Por tales razones, que a nadie ofendían, el comandante Pinto Agüero fue recibido con reserva y frialdad en el regimiento. Sencillamente, era un desconocido para todos ellos; acaso sería también un cobarde. ¿Quién sabía lo contrario? ¿Dónde se había probado?
Así las cosas y los ánimos, despuntó con el sol la hora de la batalla que iba a trocar bien luego no sólo la ojeriza de los hombres, sino la suerte de tres naciones.
Rotos los fuegos, a los diez minutos quedaba fuera de combate, gloriosa y mortalmente herido a la cabeza de su tropa, el que más tarde iba a de ser el héroe feliz de Huamachuco, don Alejandro Gorostiaga.
En consecuencia, el mando correspondía —¡travesuras del destino!— al segundo jefe; por lo que el regimiento se preguntaba con verdadera ansiedad qué haría Pinto Agüero como primer jefe.

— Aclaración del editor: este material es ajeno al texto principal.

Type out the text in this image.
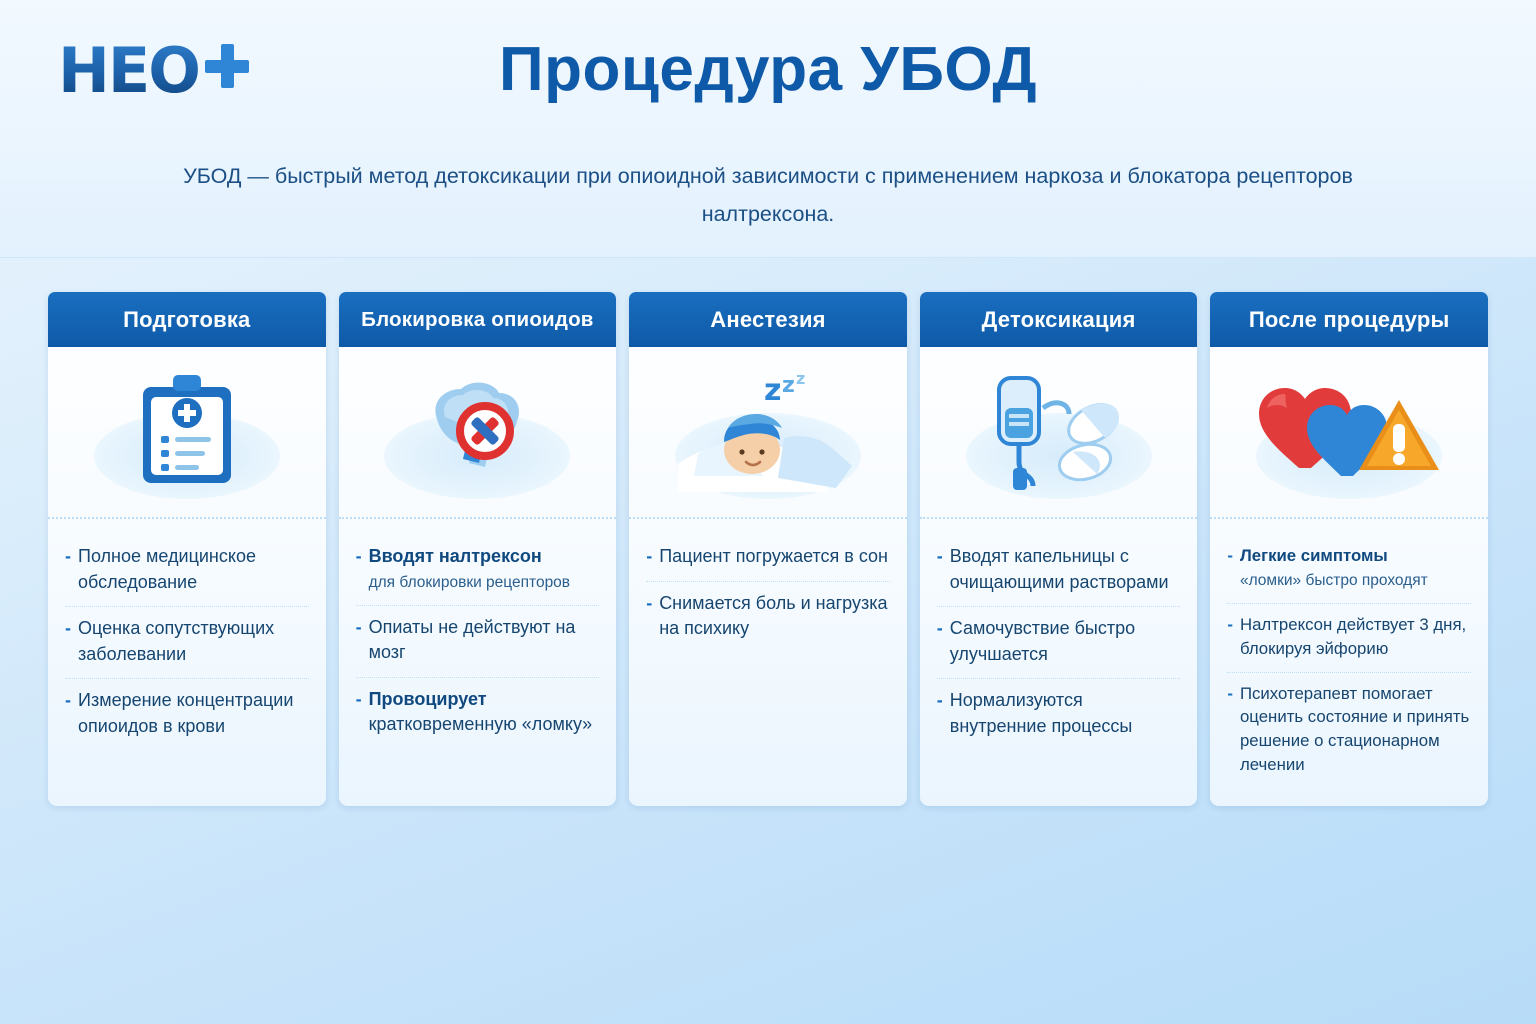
HEO	Процедура УБОД
УБОД — быстрый метод детоксикации при опиоидной зависимости с применением наркоза и блокатора рецепторов налтрексона.
Подготовка
- Полное медицинское обследование
- Оценка сопутствующих заболевании
- Измерение концентрации опиоидов в крови
Блокировка опиоидов
- Вводят налтрексон
для блокировки рецепторов
- Опиаты не действуют на мозг
- Провоцирует кратковременную «ломку»
Анестезия
z z z
- Пациент погружается в сон
- Снимается боль и нагрузка на психику
Детоксикация
- Вводят капельницы с очищающими растворами
- Самочувствие быстро улучшается
- Нормализуются внутренние процессы
После процедуры
- Легкие симптомы
«ломки» быстро проходят
- Налтрексон действует 3 дня, блокируя эйфорию
- Психотерапевт помогает оценить состояние и принять решение о стационарном лечении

Pero la expectación, por fortuna, duró bien poco.
Luego se vio al joven comandante salir al galope de su caballo de las filas postreras, pasar por el flanco de las unidades que lo miraban ávidamente, llegar al sitio que le señalaba su puesto, la cabeza del regimiento, y seguir más adelante todavía.

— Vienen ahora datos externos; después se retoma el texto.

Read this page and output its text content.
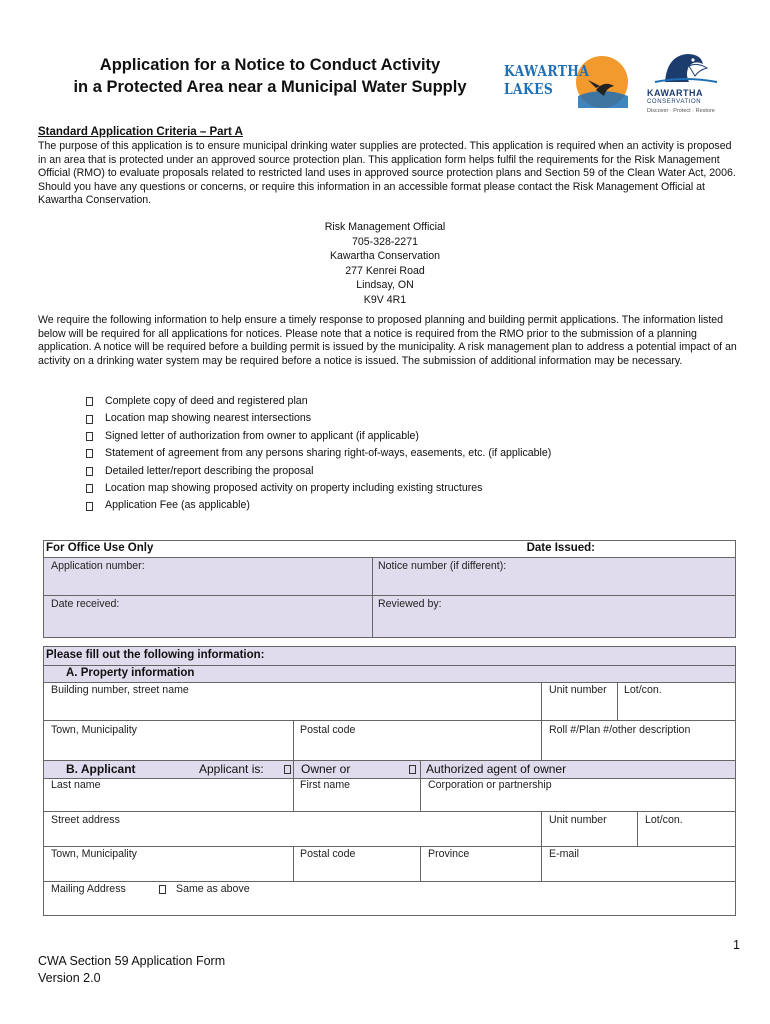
Application for a Notice to Conduct Activity
in a Protected Area near a Municipal Water Supply
KAWARTHA LAKES	KAWARTHA
CONSERVATION
Discover · Protect · Restore
Standard Application Criteria – Part A
The purpose of this application is to ensure municipal drinking water supplies are protected. This application is required when an activity is proposed in an area that is protected under an approved source protection plan. This application form helps fulfil the requirements for the Risk Management Official (RMO) to evaluate proposals related to restricted land uses in approved source protection plans and Section 59 of the Clean Water Act, 2006. Should you have any questions or concerns, or require this information in an accessible format please contact the Risk Management Official at Kawartha Conservation.
Risk Management Official
705-328-2271
Kawartha Conservation
277 Kenrei Road
Lindsay, ON
K9V 4R1
We require the following information to help ensure a timely response to proposed planning and building permit applications. The information listed below will be required for all applications for notices. Please note that a notice is required from the RMO prior to the submission of a planning application. A notice will be required before a building permit is issued by the municipality. A risk management plan to address a potential impact of an activity on a drinking water system may be required before a notice is issued. The submission of additional information may be necessary.
Complete copy of deed and registered plan
Location map showing nearest intersections
Signed letter of authorization from owner to applicant (if applicable)
Statement of agreement from any persons sharing right-of-ways, easements, etc. (if applicable)
Detailed letter/report describing the proposal
Location map showing proposed activity on property including existing structures
Application Fee (as applicable)
For Office Use Only	Date Issued:
Application number:	Notice number (if different):
Date received:	Reviewed by:
Please fill out the following information:
A. Property information
Building number, street name	Unit number Lot/con.
Town, Municipality	Postal code	Roll #/Plan #/other description
B. Applicant	Applicant is:	Owner or	Authorized agent of owner
Last name	First name	Corporation or partnership
Street address	Unit number	Lot/con.
Town, Municipality	Postal code	Province	E-mail
Mailing Address	Same as above
1
CWA Section 59 Application Form
Version 2.0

Todos se miraron entonces, ¿a dónde iba a parar?
Veinte pasos a vanguardia revolvió su corcel y desde tal punto, guante que arrojaba a la desconfianza y al valor de los suyos, ordenó el avance del regimiento, sereno como en una parada de gala, únicamente altivo y dichoso por la honra de comandar a tantos bravos.
La tropa, aliviada de enorme peso, y porque la audacia es aliento y contagio, lanzóse impávida detrás de su jefe; pero en el fragor de la lucha, fue inútil todo empeño de llegar a su lado.
El capitán desconocido de la víspera, el cobarde tal vez, no se dejó alcanzar por ninguno, aunque dos veces desmontado, y concluida la batalla, oficiales y subalternos, rodeando su caballo herido, lo aclamaron en un grito de admiración.
Coquimbo, por su parte, que en la vida tanto suelen tocarse los extremos, había atrapado del ancho mameluco de bayeta (y así lo retuvo hasta que llegaron los nuestros), a uno de los enemigos que huía al reflejo de las bayonetas chilenas, caladas al toque pavoroso de degüello.
Y esta hazaña que Coquimbo realizó de su cuenta y riesgo, concluyó de confirmarlo el niño mimado del regimiento.
Su humilde personalidad vino a ser, en cierto modo, el símbolo vivo y querido de la personalidad de todos; de algo material del regimiento, así como la bandera lo es de ese ideal de honor y de deber, que los soldados encarnan en sus frágiles pliegues.
Él, por su lado, pagaba a cada uno su deuda de gratitud con un amor sin preferencia, eternamente alegre y sumiso como cariño de perro.
Comía en todos los platos; diferenciaba el uniforme y, según los rotos, hasta sabía distinguir los grados. Por un instinto de egoísmo digno de los humanos, no toleraba dentro del cuartel la presencia de ningún otro perro que pudiera, con el tiempo, arrebatarle el aprecio que se había conquistado con una acción que acaso él mismo calificaba de distinguida.
Llegó, por fin, el día de la marcha sobre las trincheras que defendían a Lima.
Coquimbo, naturalmente, era de la gran partida. Los soldados, muy de mañana, le hicieron su tocado de batalla.
Pero el perro, cosa extraña para todos, no dio al ver los aprestos que tanto conocía, las muestras de contento que manifestaba cada vez que el regimiento salía a campaña.
No ladró ni empleó el día en sus afanosos trajines de la mayoría de las cuadras: de éstas a la cocina y de ahí a husmear el aspecto de la calle, bullicioso y feliz, como un tambor de la banda.
Antes, por el contrario, triste y casi gruñón, se echó desde temprano a orillas del camino, frente a la puerta del canal en que se levantaban las rucas del regimiento, como para demostrar que no se quedaría atrás y asegurarse de que tampoco sería olvidado.
¡Pobre Coquimbo!
¡Quién puede decir si no olía en el aire la sangre de sus amigos, que en el curso de breves horas iba a correr a torrentes, prescindiendo del propio y cercano fin que a él le aguardaba!